El almirante no había apagado la radio, y el cronista seguía con su narración:

—Masztaler por el lado. Saca el centro y ahí está Boniek solo. Ha aparecido como un fantasma frente al área peruana. Pateaaaaa…, ¡El portero Quiroga, una vez más, salvando del colapso a un equipo que está contra las cuerdas! ¡Vamos, Perú! ¡Arriba ese ánimo! ¡Tenemos que reponernos y atacar!

Chacaltana preguntó:

—¿Y ahora qué va a pasar?

El almirante arqueó ligeramente las comisuras de los labios. Quizá fuese una sonrisa. Quizá no:

—Si se refiere a este país, no va a pasar nada. Estas elecciones las ganará la izquierda, o el APRA, que es lo mismo. Después vendrá un gobierno civil. Y ya está. No se preocupe mucho por los comunistas que hemos mandado a Jujuy. En dos años, uno de ellos podría ser presidente. Esto no es Argentina, Félix. Y nosotros no somos esos salvajes.

El asistente de archivo temía la pregunta que estaba a punto de formular. Pero era lo único que podía preguntar:

—¿Y conmigo? ¿Qué va a pasar conmigo?

—El Comando Conjunto de las Fuerzas Armadas le agradece su colaboración con la Operación Cóndor. Ha sido usted de gran ayuda. Pero ahora ha llegado demasiado lejos. A partir de aquí, sólo queda información clasificada. Y Mendoza, como usted dijo, está en Argentina. Usted no puede hacer más. Su continuidad nos expondría a todos. Que alguien nos viese juntos podría complicar la operación.

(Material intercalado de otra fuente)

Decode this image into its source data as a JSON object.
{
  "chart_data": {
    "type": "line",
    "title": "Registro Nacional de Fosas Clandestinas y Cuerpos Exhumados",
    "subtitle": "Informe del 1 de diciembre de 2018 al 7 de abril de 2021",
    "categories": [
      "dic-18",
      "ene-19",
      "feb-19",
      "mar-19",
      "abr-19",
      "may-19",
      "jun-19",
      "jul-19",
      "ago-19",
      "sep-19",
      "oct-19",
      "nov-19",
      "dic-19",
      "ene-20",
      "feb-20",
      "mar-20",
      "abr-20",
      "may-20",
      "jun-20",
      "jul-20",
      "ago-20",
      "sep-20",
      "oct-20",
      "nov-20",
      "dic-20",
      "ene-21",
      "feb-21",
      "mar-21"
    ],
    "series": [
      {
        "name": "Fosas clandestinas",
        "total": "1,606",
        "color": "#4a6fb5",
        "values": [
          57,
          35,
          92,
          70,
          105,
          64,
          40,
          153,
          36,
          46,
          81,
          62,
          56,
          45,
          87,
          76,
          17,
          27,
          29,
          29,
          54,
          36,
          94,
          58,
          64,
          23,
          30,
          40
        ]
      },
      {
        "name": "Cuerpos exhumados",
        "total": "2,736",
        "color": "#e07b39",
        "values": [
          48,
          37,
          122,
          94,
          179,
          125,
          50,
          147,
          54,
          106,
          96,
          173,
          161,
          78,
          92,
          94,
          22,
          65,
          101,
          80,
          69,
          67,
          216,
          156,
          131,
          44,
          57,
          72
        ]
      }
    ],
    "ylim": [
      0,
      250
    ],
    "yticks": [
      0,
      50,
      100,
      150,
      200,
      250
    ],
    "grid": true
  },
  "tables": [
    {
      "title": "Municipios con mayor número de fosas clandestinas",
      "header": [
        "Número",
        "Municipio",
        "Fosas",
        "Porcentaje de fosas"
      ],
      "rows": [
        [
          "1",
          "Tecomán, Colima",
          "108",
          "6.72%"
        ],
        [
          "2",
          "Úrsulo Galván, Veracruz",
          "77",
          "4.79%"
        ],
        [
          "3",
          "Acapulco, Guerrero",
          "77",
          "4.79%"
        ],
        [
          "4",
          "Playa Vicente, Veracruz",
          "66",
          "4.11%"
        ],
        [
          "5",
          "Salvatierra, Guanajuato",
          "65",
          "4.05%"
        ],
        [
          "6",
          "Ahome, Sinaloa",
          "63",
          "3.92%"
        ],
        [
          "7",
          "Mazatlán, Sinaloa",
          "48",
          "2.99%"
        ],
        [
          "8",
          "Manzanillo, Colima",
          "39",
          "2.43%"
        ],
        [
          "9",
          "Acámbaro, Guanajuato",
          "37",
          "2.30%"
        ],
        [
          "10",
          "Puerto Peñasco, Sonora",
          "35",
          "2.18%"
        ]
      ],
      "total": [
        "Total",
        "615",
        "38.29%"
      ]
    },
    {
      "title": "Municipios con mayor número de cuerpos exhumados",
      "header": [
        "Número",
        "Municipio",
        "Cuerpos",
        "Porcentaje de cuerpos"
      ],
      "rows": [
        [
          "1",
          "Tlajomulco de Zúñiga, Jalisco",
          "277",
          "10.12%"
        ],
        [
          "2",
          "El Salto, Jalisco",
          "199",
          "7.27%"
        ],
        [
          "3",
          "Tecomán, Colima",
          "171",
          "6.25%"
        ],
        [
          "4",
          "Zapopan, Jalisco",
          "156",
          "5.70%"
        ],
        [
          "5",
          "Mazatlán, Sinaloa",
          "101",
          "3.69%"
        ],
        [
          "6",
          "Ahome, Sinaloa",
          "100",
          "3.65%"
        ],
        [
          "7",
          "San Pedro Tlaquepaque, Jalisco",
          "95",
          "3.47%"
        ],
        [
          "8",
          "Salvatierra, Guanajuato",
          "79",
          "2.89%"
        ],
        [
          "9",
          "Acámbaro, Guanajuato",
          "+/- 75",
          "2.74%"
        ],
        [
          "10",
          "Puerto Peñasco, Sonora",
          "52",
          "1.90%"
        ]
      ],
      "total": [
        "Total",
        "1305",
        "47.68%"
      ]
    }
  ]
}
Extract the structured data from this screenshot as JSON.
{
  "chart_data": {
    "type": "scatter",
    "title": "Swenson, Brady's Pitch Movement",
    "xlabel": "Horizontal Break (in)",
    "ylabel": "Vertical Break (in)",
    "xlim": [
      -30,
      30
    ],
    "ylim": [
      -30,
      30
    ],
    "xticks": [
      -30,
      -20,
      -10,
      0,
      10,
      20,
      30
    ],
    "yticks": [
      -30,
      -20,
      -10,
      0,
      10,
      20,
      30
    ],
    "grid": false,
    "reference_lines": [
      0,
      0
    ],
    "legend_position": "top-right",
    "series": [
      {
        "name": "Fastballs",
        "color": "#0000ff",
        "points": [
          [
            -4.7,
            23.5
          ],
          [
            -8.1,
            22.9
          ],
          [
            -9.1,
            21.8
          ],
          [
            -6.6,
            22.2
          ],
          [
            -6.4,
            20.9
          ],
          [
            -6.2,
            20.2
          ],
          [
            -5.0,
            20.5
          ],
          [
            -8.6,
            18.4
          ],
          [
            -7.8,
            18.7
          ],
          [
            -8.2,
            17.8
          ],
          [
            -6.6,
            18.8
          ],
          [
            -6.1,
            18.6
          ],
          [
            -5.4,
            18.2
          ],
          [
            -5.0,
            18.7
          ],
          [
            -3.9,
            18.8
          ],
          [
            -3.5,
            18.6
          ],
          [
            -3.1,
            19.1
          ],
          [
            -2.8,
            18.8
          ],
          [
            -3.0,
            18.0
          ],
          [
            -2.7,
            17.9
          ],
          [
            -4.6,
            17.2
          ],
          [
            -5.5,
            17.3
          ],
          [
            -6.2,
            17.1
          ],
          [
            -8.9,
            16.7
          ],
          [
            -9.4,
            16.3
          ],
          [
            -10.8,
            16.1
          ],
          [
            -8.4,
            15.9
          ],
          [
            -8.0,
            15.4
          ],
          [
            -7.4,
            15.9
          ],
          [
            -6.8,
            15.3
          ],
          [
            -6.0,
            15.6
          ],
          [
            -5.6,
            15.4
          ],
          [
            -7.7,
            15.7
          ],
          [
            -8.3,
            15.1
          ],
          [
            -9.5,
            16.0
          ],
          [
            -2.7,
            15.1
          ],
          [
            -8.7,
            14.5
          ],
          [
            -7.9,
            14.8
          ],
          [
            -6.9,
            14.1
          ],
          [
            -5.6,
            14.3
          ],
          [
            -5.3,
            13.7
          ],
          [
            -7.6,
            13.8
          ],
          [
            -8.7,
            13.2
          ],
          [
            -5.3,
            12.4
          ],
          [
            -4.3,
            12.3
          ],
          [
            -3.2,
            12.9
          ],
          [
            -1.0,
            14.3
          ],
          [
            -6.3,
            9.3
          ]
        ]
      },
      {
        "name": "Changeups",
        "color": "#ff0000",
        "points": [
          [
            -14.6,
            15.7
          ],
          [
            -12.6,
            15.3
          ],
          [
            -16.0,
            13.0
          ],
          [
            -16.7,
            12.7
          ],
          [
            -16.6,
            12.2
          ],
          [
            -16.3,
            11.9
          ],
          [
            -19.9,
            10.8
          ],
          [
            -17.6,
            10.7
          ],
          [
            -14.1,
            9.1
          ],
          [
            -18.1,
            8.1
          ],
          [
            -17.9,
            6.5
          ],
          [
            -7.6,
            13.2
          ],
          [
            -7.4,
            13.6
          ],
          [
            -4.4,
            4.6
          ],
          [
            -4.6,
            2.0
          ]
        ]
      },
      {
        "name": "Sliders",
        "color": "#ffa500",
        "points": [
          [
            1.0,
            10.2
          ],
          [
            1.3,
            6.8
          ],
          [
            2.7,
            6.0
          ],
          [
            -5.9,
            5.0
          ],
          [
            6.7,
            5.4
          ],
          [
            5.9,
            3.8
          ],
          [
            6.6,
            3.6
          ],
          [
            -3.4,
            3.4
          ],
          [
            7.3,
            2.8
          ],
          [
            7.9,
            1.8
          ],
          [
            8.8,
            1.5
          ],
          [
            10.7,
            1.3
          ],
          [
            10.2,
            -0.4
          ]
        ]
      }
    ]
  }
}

Chacaltana no estaba seguro de cómo interpretar esa respuesta. Se levantó un golpe de viento y la arena le entró en los ojos. Tuvo que cerrarlos. A sus espaldas escuchó la radio:

—Navarro recupera pelota por el lateral izquierdo. ¡Échala, Navarro, échala afuera! Navarro se enreda y le regala la pelota a Lato. Terrible error de la defensa peruana. Lato no pierde el tiempo. Saca el centro. El gigante Szarmach está solo en el área, cabecea yyyyy…, ¡Gol! Goooooooool de Polonia. Szarmach, con el número 17 en la espalda, fusila al portero Quiroga y complica seriamente las aspiraciones de un Perú que no da una en este partido…

El verbo fusilar hizo estremecer al asistente de archivo. Sin abrir los ojos, esperó lo que tuviese que llegar. Pensó en su madre. Y en Don Gonzalo. Y en Cecilia. Lo único que lamentaba era que esto no hubiese ocurrido un día después. Lo peor de todo era morir sin haber sentido a Cecilia entre las sábanas del hostal Tropical.

Apretó los párpados. Y los dientes. Incluso los esfínteres. Y luego escuchó la puerta del coche al cerrarse, y el motor al encenderse. El auto negro se alejó de regreso a la ciudad, y pronto el sonido del motor ya no se distinguía del viento marino del Morro Solar.